太陽光パネルメーカーのソーラーフロンティア(東京都港区)が、自社製のCIS型の化合物半導体によるパネルに適した新たなリサイクル技術を開発し、実用化に向けた取り組みを急いでいる。

 再生可能エネルギー発電電力の固定価格買取制度(FIT)のスタートによって、それまでとは桁違いの枚数となる膨大な太陽光パネルが全国各地に設置されるようになった。そこで関心を集めているのが、使用済みの太陽光パネルを適切に回収し、材料をリサイクルするための仕組みや技術である。

 今後、製品寿命が終わったり、発電所を撤去したり、災害や事故で被災したなどの理由によって、使用済み太陽光パネルが大量に廃棄される時期が来ることが予想される。

 一方で、こうした太陽光パネルを適切に回収し、材料をリサイクルするための仕組みや技術については、現時点では、まだ十分に体制が整っていないのが実態である。

 2017年9月には、総務省による調査の結果、台風や地震などの被災時に損傷した太陽光パネルに関して、適正な情報提供、適正な処理が十分に実施されていない場合があることがわかり、同省が環境省と経済産業省に勧告した(太陽光パネルの廃棄で不適切な例、総務省が改善を勧告太陽光パネルメーカーが開示を拒む例も、廃棄の適正化へ総務省が勧告「セレンの溶出は基準以下」、ソーラーフロンティアが見解)。

 総務省では、今後、使用済み太陽光パネルが大量に廃棄・処理される時代が来ることを見越して勧告した。現状で、一定の量のパネルが処理されるのは、ほぼ被災時に限られている。そこで、被災後の処理状況に着目した。

 太陽光パネルのうち、世界中の多くのメーカーが大量生産している結晶シリコン型の太陽光パネルとは異なり、CIS型の化合物半導体によるパネルは、かつて複数社が開発・製造した実績がある。ただし、本格的な大量生産に成功したのは、ソーラーフロンティアだけで、国内外で流通・設置されているCIS型パネルは同社製がほとんどとなっている。

 廃棄やリサイクルに求められる技術についても、結晶シリコン型とは共通化できない部分がある。こうしたCIS型のパネルに特有な技術について、結晶シリコン型とは異なり、競合企業と成果を共有しながら進めていくことが難しい場面もある。ほぼ1社のみが製造・販売している製品の悩みの一つといえそうだ。

 ソーラーフロンティアでは、CISの化合物半導体型のパネルを事業化した当初から、使用済みパネルの廃棄や回収、リサイクルなどの課題を意識し、取り組んできたとしている。

栗谷川 悟・執行役員 CTO
(出所:ソーラーフロンティア)

 栗谷川 悟・執行役員 CTO(最高技術責任者)によると、「事業化の当初から、太陽光パネルの製造・販売だけでなく、使用済み製品を回収し、希少金属やガラスなどの材料を回収して、リサイクルできる仕組みを構築したいと考えてきた。今後、その仕組み、技術の両方から実現できるようになった時には、もし他の太陽光パネルメーカーの賛同を得られず、足並みが揃わなかったとしても実行し、製造から販売、使用済み製品の処分まで、責任を持つ方針を貫く」と強調している。
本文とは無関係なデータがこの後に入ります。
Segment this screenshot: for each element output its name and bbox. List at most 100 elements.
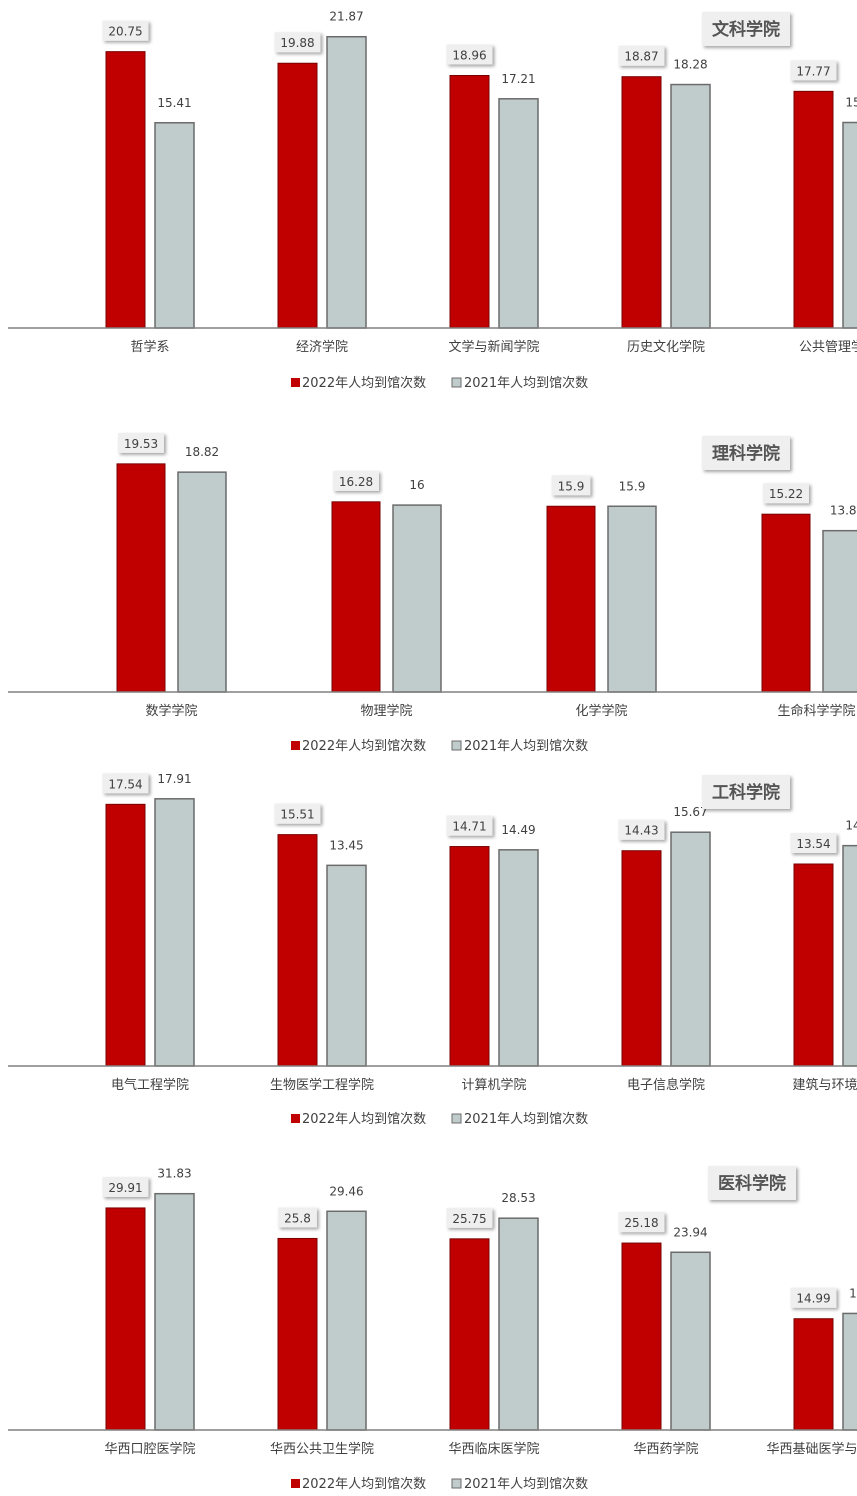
bar-2022 [105,1207,146,1431]
data-label-2022-box [790,1287,837,1308]
bar-2021 [842,1312,857,1431]
chart-panel: 19.53 18.82 数学学院 16.28 16 物理学院 15.9 15.9 化学学院 15.… [8,432,857,754]
data-label-2022-box [618,1212,665,1233]
legend: 2022年人均到馆次数 2021年人均到馆次数 [291,375,588,391]
category-label: 物理学院 [360,703,412,719]
bar-2022 [277,62,318,329]
bar-2021 [177,471,227,693]
bar-2021 [822,529,857,693]
data-label-2021: 14.77 [845,819,857,833]
data-label-2021: 15.7 [849,1286,857,1300]
data-label-2021: 15.9 [619,479,646,493]
chart-title: 医科学院 [718,1173,786,1194]
chart-panel: 29.91 31.83 华西口腔医学院 25.8 29.46 华西公共卫生学院 25.75 2… [8,1166,857,1492]
bar-2022 [621,1242,662,1431]
data-label-2021: 15.43 [845,96,857,110]
bar-2021 [498,849,539,1067]
data-label-2022: 16.28 [339,475,373,489]
category-label: 数学学院 [145,703,197,719]
category-label: 华西药学院 [633,1441,698,1457]
legend: 2022年人均到馆次数 2021年人均到馆次数 [291,1111,588,1127]
data-label-2021: 16 [409,478,424,492]
data-label-2021: 29.46 [329,1184,363,1198]
data-label-2022: 18.87 [624,50,658,64]
legend-label-2021: 2021年人均到馆次数 [464,1476,588,1492]
data-label-2021: 14.49 [501,823,535,837]
bar-2022 [793,90,834,329]
bar-2022 [761,513,811,693]
category-label: 华西临床医学院 [448,1441,539,1457]
chart-panel: 17.54 17.91 电气工程学院 15.51 13.45 生物医学工程学院 14.71 1… [8,772,857,1127]
bar-2021 [326,864,367,1067]
bar-2021 [842,121,857,329]
bar-2022 [621,76,662,329]
legend: 2022年人均到馆次数 2021年人均到馆次数 [291,738,588,754]
data-label-2022: 19.88 [280,36,314,50]
bar-2022 [793,1318,834,1431]
bar-2021 [670,83,711,329]
data-label-2022-box [790,832,837,853]
data-label-2022-box [618,819,665,840]
chart-title-box [702,12,790,46]
legend-label-2021: 2021年人均到馆次数 [464,375,588,391]
data-label-2021: 28.53 [501,1191,535,1205]
chart-title: 理科学院 [712,443,780,464]
bar-2021 [154,1192,195,1431]
data-label-2022: 17.54 [108,777,142,791]
data-label-2022: 14.43 [624,824,658,838]
data-label-2022-box [102,20,149,41]
category-label: 计算机学院 [461,1077,526,1093]
legend-label-2022: 2022年人均到馆次数 [302,1476,426,1492]
legend-label-2021: 2021年人均到馆次数 [464,738,588,754]
bar-2021 [498,98,539,329]
legend-swatch-2022 [291,378,300,387]
data-label-2022-box [333,470,379,491]
legend-swatch-2021 [451,1478,462,1489]
category-label: 电子信息学院 [627,1077,705,1093]
data-label-2022: 15.9 [558,479,585,493]
category-label: 华西公共卫生学院 [270,1441,374,1457]
bar-2022 [621,850,662,1067]
legend-label-2022: 2022年人均到馆次数 [302,738,426,754]
category-label: 文学与新闻学院 [448,339,539,355]
legend-label-2021: 2021年人均到馆次数 [464,1111,588,1127]
category-label: 生命科学学院 [777,703,855,719]
bar-2021 [326,1210,367,1431]
data-label-2022-box [118,432,164,453]
bar-2022 [449,846,490,1067]
legend: 2022年人均到馆次数 2021年人均到馆次数 [291,1476,588,1492]
legend-label-2022: 2022年人均到馆次数 [302,1111,426,1127]
data-label-2022: 13.54 [796,837,830,851]
data-label-2022-box [763,483,809,504]
data-label-2022-box [102,1176,149,1197]
data-label-2021: 18.82 [185,445,219,459]
chart-title-box [708,1166,796,1200]
bar-2022 [449,74,490,329]
data-label-2022: 25.75 [452,1212,486,1226]
data-label-2022: 18.96 [452,48,486,62]
data-label-2021: 17.21 [501,72,535,86]
data-label-2022: 15.22 [769,487,803,501]
data-label-2022: 15.51 [280,808,314,822]
data-label-2022: 19.53 [124,437,158,451]
data-label-2022-box [618,45,665,66]
chart-title: 工科学院 [712,782,780,803]
data-label-2022: 29.91 [108,1181,142,1195]
data-label-2021: 23.94 [673,1225,707,1239]
chart-title-box [702,775,790,809]
data-label-2021: 13.81 [830,504,857,518]
data-label-2021: 31.83 [157,1167,191,1181]
data-label-2021: 13.45 [329,838,363,852]
legend-swatch-2021 [451,740,462,751]
category-label: 华西基础医学与法医学院 [766,1441,857,1457]
data-label-2021: 21.87 [329,10,363,24]
bar-2022 [546,505,596,693]
category-label: 华西口腔医学院 [104,1441,195,1457]
chart-title: 文科学院 [712,19,780,40]
legend-label-2022: 2022年人均到馆次数 [302,375,426,391]
category-label: 历史文化学院 [627,339,705,355]
data-label-2021: 17.91 [157,772,191,786]
data-label-2022: 17.77 [796,64,830,78]
data-label-2022-box [551,475,591,496]
category-label: 化学学院 [575,703,627,719]
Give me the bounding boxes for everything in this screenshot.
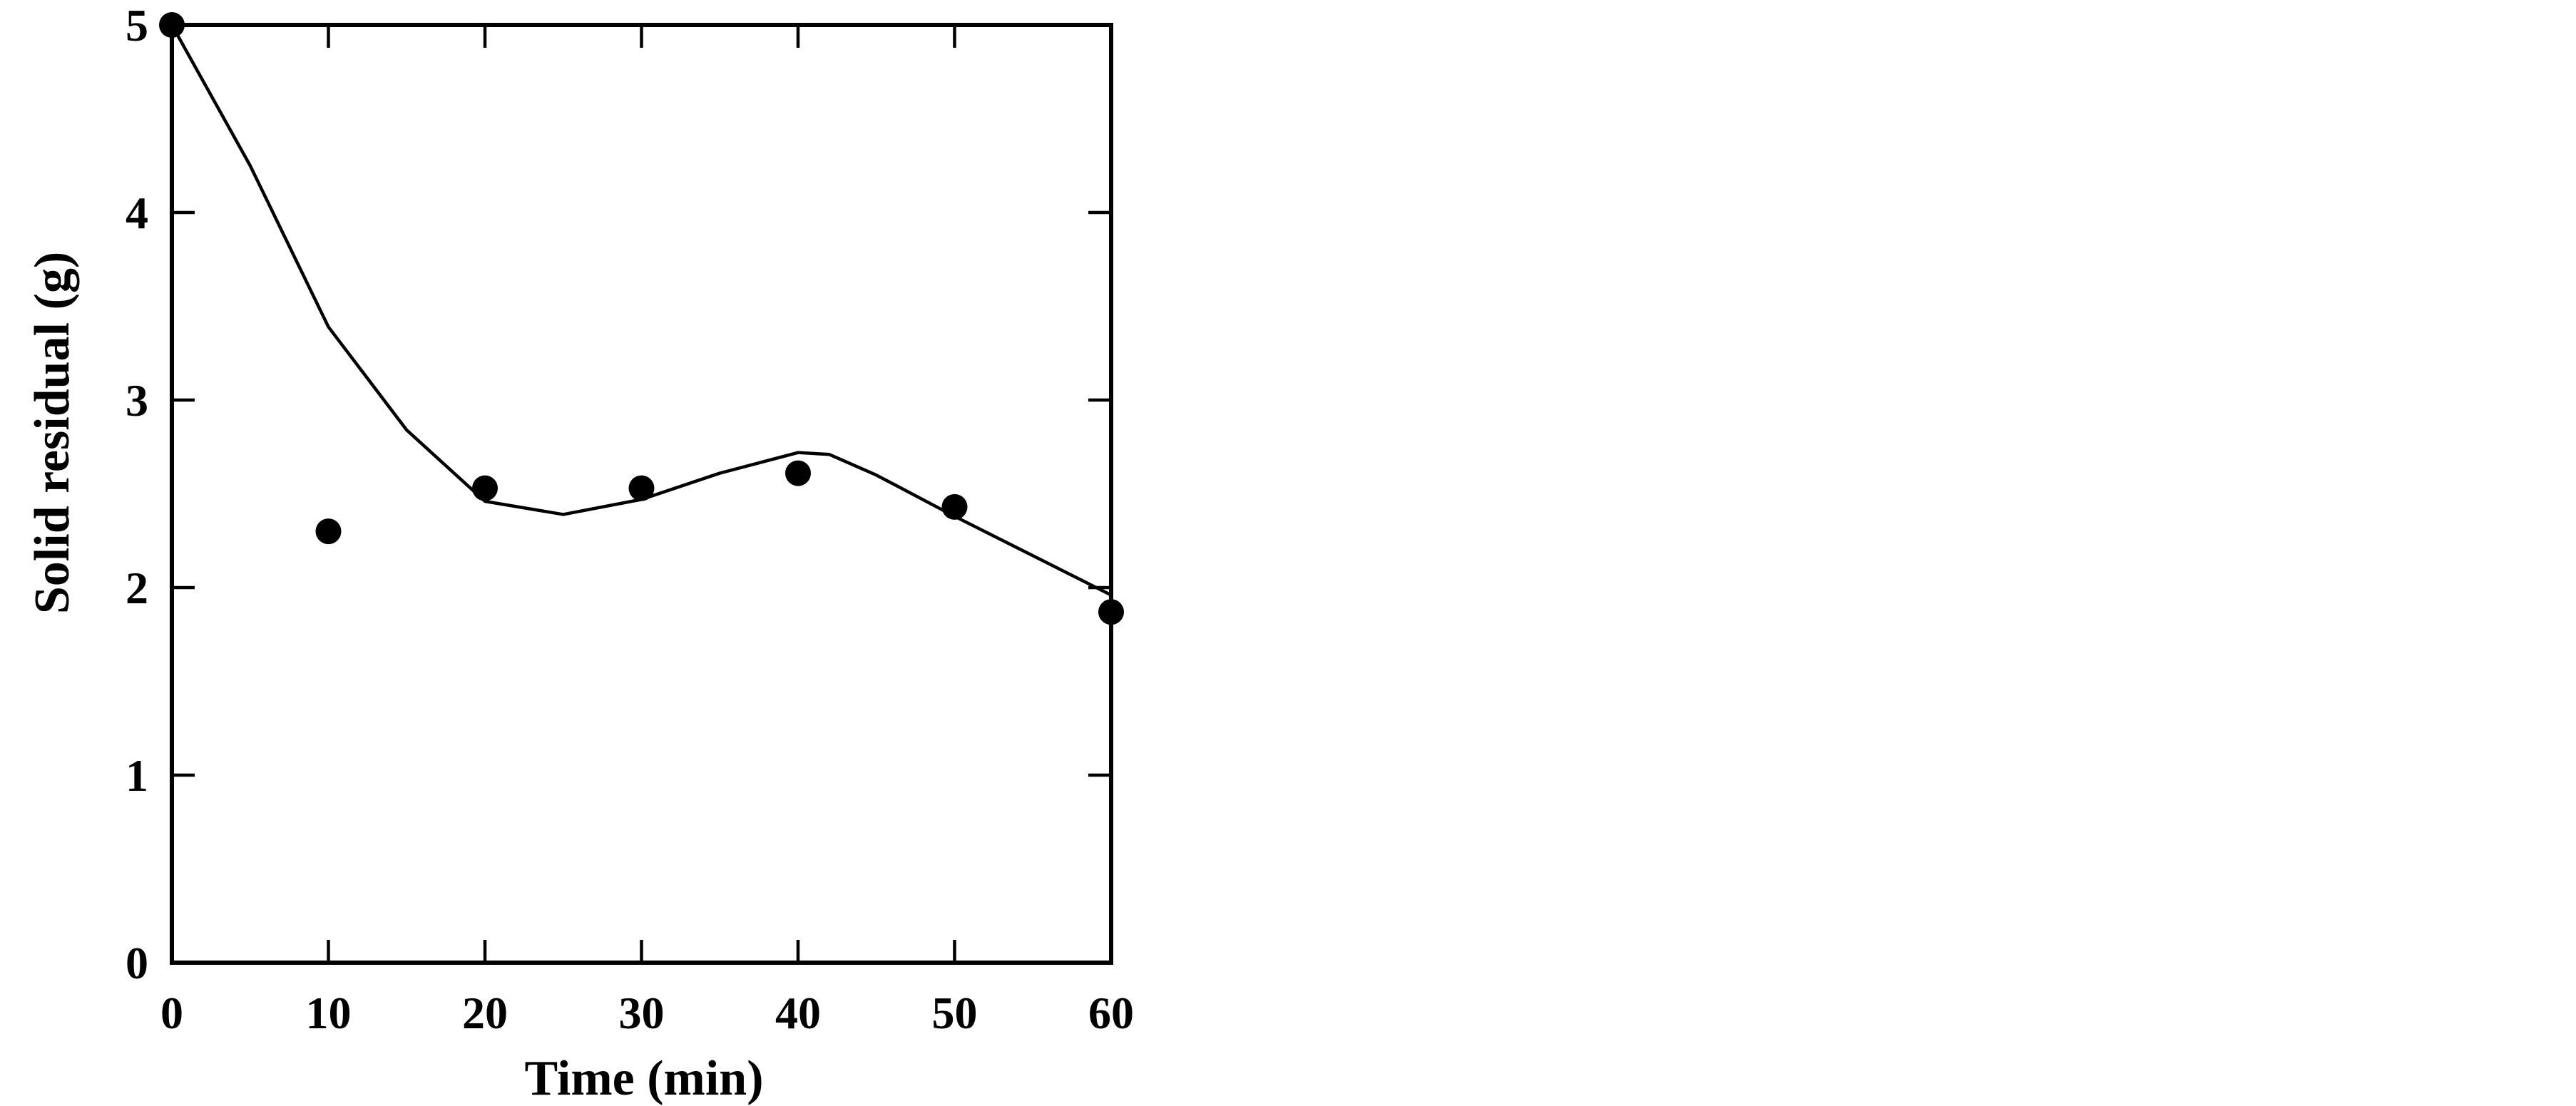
x-tick-label: 0 [160,988,183,1038]
data-point [628,475,655,501]
data-point [315,518,342,545]
plot-frame [170,23,1113,965]
x-tick-label: 40 [775,988,821,1038]
data-point [941,493,968,520]
x-tick-label: 60 [1088,988,1134,1038]
y-tick-label: 1 [126,750,148,801]
data-point [159,12,185,38]
y-tick-label: 4 [126,188,148,238]
fit-curve [170,24,1113,597]
x-tick-label: 20 [462,988,508,1038]
data-point [1098,599,1124,625]
y-tick-label: 2 [126,563,148,613]
x-tick-label: 10 [306,988,352,1038]
x-tick-label: 50 [932,988,978,1038]
y-axis-label: Solid residual (g) [25,252,80,614]
data-point [785,460,811,486]
x-tick-label: 30 [619,988,665,1038]
data-point [472,475,498,501]
y-tick-label: 3 [126,375,148,426]
y-tick-label: 0 [126,938,148,988]
y-tick-label: 5 [126,0,148,51]
x-axis-label: Time (min) [524,1051,763,1106]
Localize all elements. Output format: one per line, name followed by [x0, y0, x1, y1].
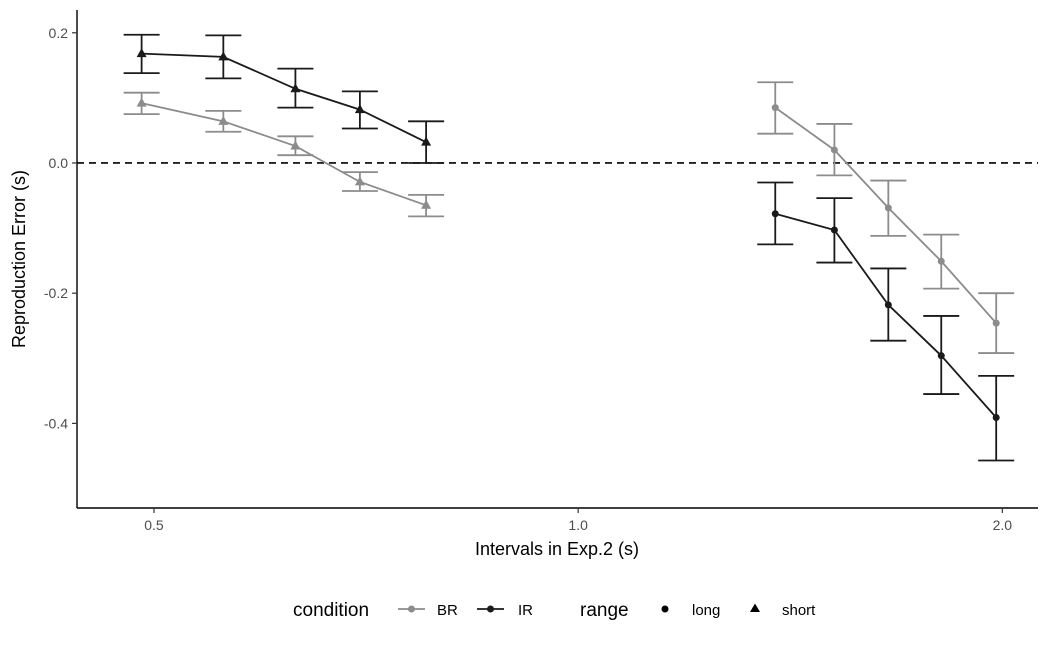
x-tick-label: 2.0: [993, 517, 1013, 533]
data-point-circle: [771, 210, 779, 218]
data-point-circle: [771, 104, 779, 112]
data-point-circle: [992, 319, 1000, 327]
legend: condition BR IR range long short: [293, 600, 816, 621]
legend-title-condition: condition: [293, 600, 369, 621]
data-point-circle: [884, 204, 892, 212]
x-ticks: 0.5 1.0 2.0: [144, 508, 1012, 533]
data-point-circle: [937, 257, 945, 265]
data-point-triangle: [290, 83, 301, 93]
data-point-triangle: [136, 97, 147, 107]
data-point-circle: [937, 352, 945, 360]
series-ir-long: [757, 181, 1015, 462]
data-point-circle: [884, 301, 892, 309]
data-point-circle: [830, 226, 838, 234]
legend-label-long: long: [692, 602, 720, 619]
data-point-circle: [992, 414, 1000, 422]
legend-key-br-dot: [408, 605, 415, 613]
x-tick-label: 0.5: [144, 517, 164, 533]
series-line: [141, 102, 427, 207]
data-point-triangle: [136, 48, 147, 58]
data-point-triangle: [354, 104, 365, 114]
data-point-circle: [830, 146, 838, 154]
series-br-long: [757, 81, 1015, 354]
series-line: [775, 212, 997, 419]
legend-title-range: range: [580, 600, 629, 621]
data-point-triangle: [218, 115, 229, 125]
plot-area: [77, 33, 1038, 462]
y-ticks: 0.2 0.0 -0.2 -0.4: [44, 25, 77, 431]
y-tick-label: 0.0: [49, 155, 69, 171]
data-point-triangle: [421, 136, 432, 146]
data-point-triangle: [421, 199, 432, 209]
y-tick-label: 0.2: [49, 25, 69, 41]
legend-key-long-circle: [661, 605, 669, 613]
legend-label-ir: IR: [518, 602, 533, 619]
y-tick-label: -0.2: [44, 285, 68, 301]
series-line: [141, 52, 427, 143]
legend-label-short: short: [782, 602, 816, 619]
series-br-short: [123, 91, 445, 218]
legend-label-br: BR: [437, 602, 458, 619]
series-ir-short: [123, 33, 445, 164]
data-point-triangle: [218, 51, 229, 61]
legend-key-short-triangle: [750, 603, 760, 612]
y-tick-label: -0.4: [44, 415, 68, 431]
x-axis-title: Intervals in Exp.2 (s): [475, 539, 639, 559]
legend-key-ir-dot: [487, 605, 494, 613]
data-point-triangle: [290, 140, 301, 150]
series-line: [774, 106, 997, 324]
data-point-triangle: [354, 176, 365, 186]
y-axis-title: Reproduction Error (s): [9, 170, 29, 348]
x-tick-label: 1.0: [568, 517, 588, 533]
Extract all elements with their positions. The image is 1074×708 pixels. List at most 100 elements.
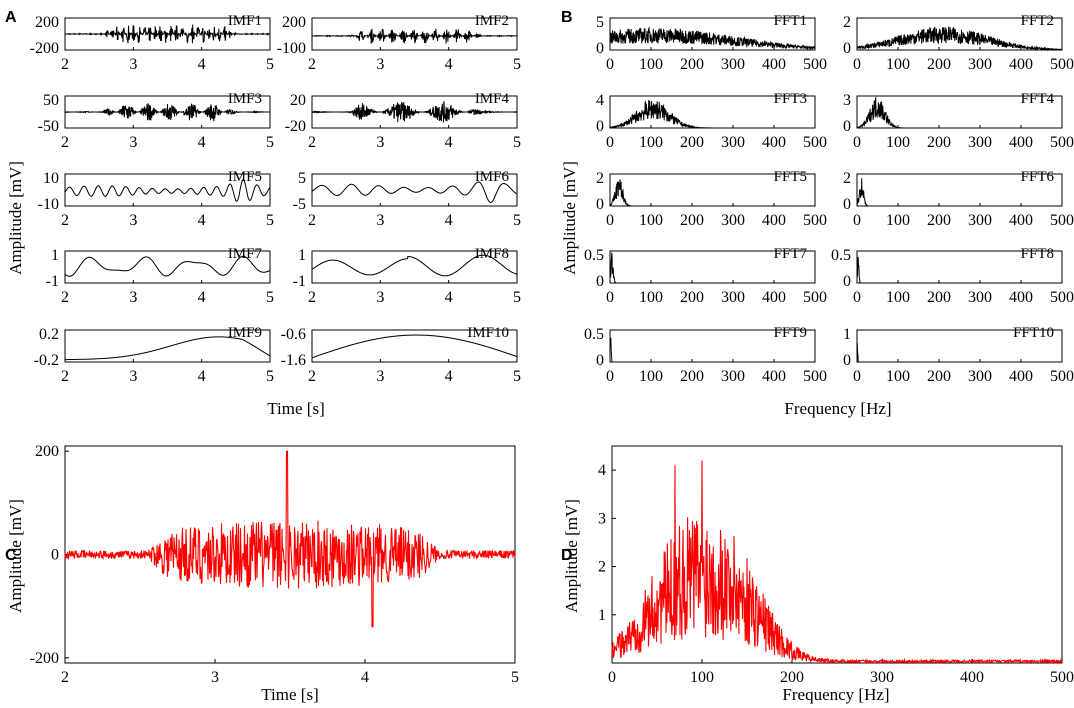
x-tick-label: 2 — [61, 368, 69, 385]
x-tick-label: 3 — [129, 56, 137, 73]
x-tick-label: 3 — [211, 669, 219, 686]
x-tick-label: 4 — [198, 289, 206, 306]
subplot-line-fft10 — [856, 343, 1062, 363]
y-tick-label: 200 — [35, 443, 59, 460]
x-tick-label: 0 — [853, 212, 861, 229]
x-tick-label: 0 — [853, 289, 861, 306]
x-tick-label: 400 — [762, 56, 786, 73]
x-tick-label: 500 — [1050, 368, 1074, 385]
y-tick-label: 4 — [598, 462, 606, 479]
x-tick-label: 5 — [513, 368, 521, 385]
panel-a-subplot-imf8: IMF8 1 -12 3 4 5 — [293, 246, 521, 306]
subplot-line-imf5 — [64, 178, 271, 202]
subplot-line-imf1 — [64, 24, 271, 44]
x-tick-label: 300 — [721, 368, 745, 385]
subplot-line-fft7 — [609, 252, 815, 284]
x-tick-label: 4 — [445, 212, 453, 229]
x-tick-label: 4 — [198, 56, 206, 73]
x-tick-label: 300 — [968, 289, 992, 306]
x-tick-label: 5 — [266, 289, 274, 306]
x-tick-label: 0 — [853, 56, 861, 73]
x-tick-label: 100 — [886, 289, 910, 306]
panel-b-ylabel: Amplitude [mV] — [560, 161, 579, 275]
subplot-line-fft3 — [609, 100, 815, 130]
subplot-title: FFT3 — [774, 91, 807, 107]
panel-a-subplot-imf7: IMF7 1 -12 3 4 5 — [46, 246, 274, 306]
y-tick-label: -200 — [30, 40, 59, 57]
x-tick-label: 0 — [853, 134, 861, 151]
x-tick-label: 2 — [308, 56, 316, 73]
y-tick-label: -100 — [277, 40, 306, 57]
subplot-title: FFT5 — [774, 169, 807, 185]
panel-a-subplot-imf3: IMF3 50 -502 3 4 5 — [38, 91, 274, 151]
x-tick-label: 2 — [308, 212, 316, 229]
x-tick-label: 200 — [680, 289, 704, 306]
y-tick-label: 1 — [843, 326, 851, 343]
x-tick-label: 5 — [266, 56, 274, 73]
x-tick-label: 200 — [680, 134, 704, 151]
x-tick-label: 0 — [606, 289, 614, 306]
y-tick-label: -1 — [46, 273, 59, 290]
x-tick-label: 300 — [721, 212, 745, 229]
x-tick-label: 0 — [606, 212, 614, 229]
x-tick-label: 400 — [1009, 212, 1033, 229]
panel-d-ylabel: Amplitude [mV] — [562, 499, 581, 613]
x-tick-label: 5 — [266, 212, 274, 229]
x-tick-label: 5 — [513, 289, 521, 306]
x-tick-label: 200 — [927, 134, 951, 151]
x-tick-label: 2 — [61, 289, 69, 306]
subplot-title: IMF3 — [228, 91, 262, 107]
subplot-title: FFT2 — [1021, 13, 1054, 29]
y-tick-label: 0.5 — [831, 247, 851, 264]
subplot-frame — [311, 250, 518, 284]
x-tick-label: 5 — [511, 669, 519, 686]
panel-d-frame — [611, 445, 1063, 664]
x-tick-label: 200 — [680, 212, 704, 229]
x-tick-label: 3 — [129, 134, 137, 151]
panel-letter-a: A — [5, 9, 17, 26]
subplot-title: FFT8 — [1021, 246, 1054, 262]
y-tick-label: 0 — [843, 196, 851, 213]
x-tick-label: 100 — [639, 134, 663, 151]
y-tick-label: 2 — [596, 170, 604, 187]
y-tick-label: -0.6 — [281, 326, 306, 343]
panel-d-chart: 0 100 200 300 400 500 4 3 2 1 Frequency [Hz] Ampl… — [562, 445, 1074, 704]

 仕組みの面では、コストの負担や回収の手法などに関して、課題が残っている。

 コストについては、製品の販売価格に回収・リサイクル費用を含めているメーカーは、米ファーストソーラー以外にはないと見られている。そのような状況で、販売済みのパネルの回収・リサイクルの費用を、誰がどのように負担するのかという議論は難航している。

 回収の手法については、廃棄物処理法の制約もある。産業廃棄物は、それぞれの都道府県内において回収・処分されることを想定した仕組みとなっており、都道府県ごとなどの認可となっている。都道府県をまたいで回収し、一つの処理施設で集中処理することが認められていない。特例として、産業廃棄物の「広域認定」を受ければ、こうした処理が可能になる。

 ソーラーフロンティアでは、この「広域認定」を申請し、自社工場の製造時の不良品などと一緒に処理しようと試みたことがあるという。しかし、社内以外の理由で断念せざるを得なかったとしている。

 同社では、工場から顧客に納入する際に使う梱包材については、以前から回収し、リサイクルしている。梱包材の回収の経路や手法が確立されていることから、使用済み太陽光パネルについても、同じ経路と手法を使って回収することは難しくないと見ている。

 CIS型パネルの材料をリサイクルするために必要な技術については、自社内での取り組みのほか、新エネルギー・産業技術総合開発機構(NEDO)のプロジェクトも活用してきた。

 今回、開発したのは、カバーガラスから樹脂製の封止材を、従来に比べてより適切に剥離できる技術などからなる。2015年に始動したNEDOのプロジェクトを通じて開発した技術となる。